Aliases: W32.HLLW.Smilex
Variants: N/A

Classification: Malware
Category: Computer Worm

Status: Active & Spreading
Spreading: Slow
Geographical info: Asia, North and South America, and some parts of Europe and Australia
Removal: Hard
Platform: W32
Discovered: 05 Nov 2002
Damage: Low

Characteristics: The W32.Stupid.D application replicates itself to the folder's root of every writeable drives. It is encrypted in the programming language of Microsoft Visual Basic.

More details about W32.Stupid.D

Once the W32.Stupid.D was performed, it displays a message containing: “Properties for this Program cannot be verified. The APPS.INF file is missing. Copy the APPS.INF file from your Windows Setup disks into your Windows INF folder.” The worm replicates itself being the :\dat0.exe. The characteristics of the replicated file will be set to system, read only, and hidden.

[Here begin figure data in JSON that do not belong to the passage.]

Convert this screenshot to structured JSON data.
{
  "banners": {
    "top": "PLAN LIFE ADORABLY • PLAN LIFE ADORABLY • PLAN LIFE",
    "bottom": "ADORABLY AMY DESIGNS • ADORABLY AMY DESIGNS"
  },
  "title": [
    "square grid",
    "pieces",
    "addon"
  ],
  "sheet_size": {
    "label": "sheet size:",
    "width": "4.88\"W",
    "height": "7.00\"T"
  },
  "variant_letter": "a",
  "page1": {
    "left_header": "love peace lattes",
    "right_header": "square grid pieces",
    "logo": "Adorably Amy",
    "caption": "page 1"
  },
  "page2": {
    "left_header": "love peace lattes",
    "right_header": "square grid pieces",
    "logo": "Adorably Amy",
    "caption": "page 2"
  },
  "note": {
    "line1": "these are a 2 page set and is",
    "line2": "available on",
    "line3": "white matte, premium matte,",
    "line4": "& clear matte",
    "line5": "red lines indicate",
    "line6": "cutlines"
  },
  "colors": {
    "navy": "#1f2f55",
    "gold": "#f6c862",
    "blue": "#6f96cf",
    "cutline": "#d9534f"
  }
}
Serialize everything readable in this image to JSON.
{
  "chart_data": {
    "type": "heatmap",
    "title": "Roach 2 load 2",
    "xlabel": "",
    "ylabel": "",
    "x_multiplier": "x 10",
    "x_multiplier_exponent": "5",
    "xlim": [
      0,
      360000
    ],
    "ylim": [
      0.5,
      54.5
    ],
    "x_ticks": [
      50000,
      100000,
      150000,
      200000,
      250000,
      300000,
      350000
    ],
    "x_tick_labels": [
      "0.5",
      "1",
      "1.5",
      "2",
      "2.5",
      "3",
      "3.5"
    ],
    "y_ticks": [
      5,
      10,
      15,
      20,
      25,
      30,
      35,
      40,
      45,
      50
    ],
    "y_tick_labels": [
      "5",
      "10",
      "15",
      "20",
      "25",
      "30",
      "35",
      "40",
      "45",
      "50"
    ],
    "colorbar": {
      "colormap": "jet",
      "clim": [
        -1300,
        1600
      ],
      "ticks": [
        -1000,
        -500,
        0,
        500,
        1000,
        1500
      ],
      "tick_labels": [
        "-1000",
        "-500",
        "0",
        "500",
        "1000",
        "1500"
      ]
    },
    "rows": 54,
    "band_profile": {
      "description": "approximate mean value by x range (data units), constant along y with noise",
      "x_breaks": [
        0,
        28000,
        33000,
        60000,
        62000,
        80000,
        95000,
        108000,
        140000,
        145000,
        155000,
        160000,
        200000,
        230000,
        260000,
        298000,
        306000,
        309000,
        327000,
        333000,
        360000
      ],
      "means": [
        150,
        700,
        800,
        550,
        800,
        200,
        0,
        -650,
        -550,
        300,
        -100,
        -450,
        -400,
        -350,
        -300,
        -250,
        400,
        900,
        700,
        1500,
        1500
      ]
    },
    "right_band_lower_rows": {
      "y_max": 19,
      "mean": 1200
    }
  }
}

The worm also replicates itself to a root of all of the logical drives that are writeable. For instance, the worm may replicate the files such as D:\Smile.exe, in case the drive D is a writeable drive, C:\Smile.exe, or A:\Smile.exe. The worm also generates the file C:\S.bat that has length of 37 bytes and is not a viral. Simply delete this type of file if it is present.

The worm recovers the Startup folder location of recent client from the key of the registry. Then the worm tries to restart your computer together with the floppy disk in the computer’s drive A. The worm also tries to generate the file A:\Autoexec.bat. In case the attempt was successful, the file A:\Autoexec.bat encloses the text del autoexec.bat, cls, copy smile.exe \smile.exe, and @echo off. If the user restarts the computer, the W32.Stupid.D was replicated to the folder of the Startup. Then the virus will delete the :\Autoexec.bat and C:\Windows\System.ini. The worm tries to add a value to the key of the registry so that in case the Windows will start the worm will run at the same time.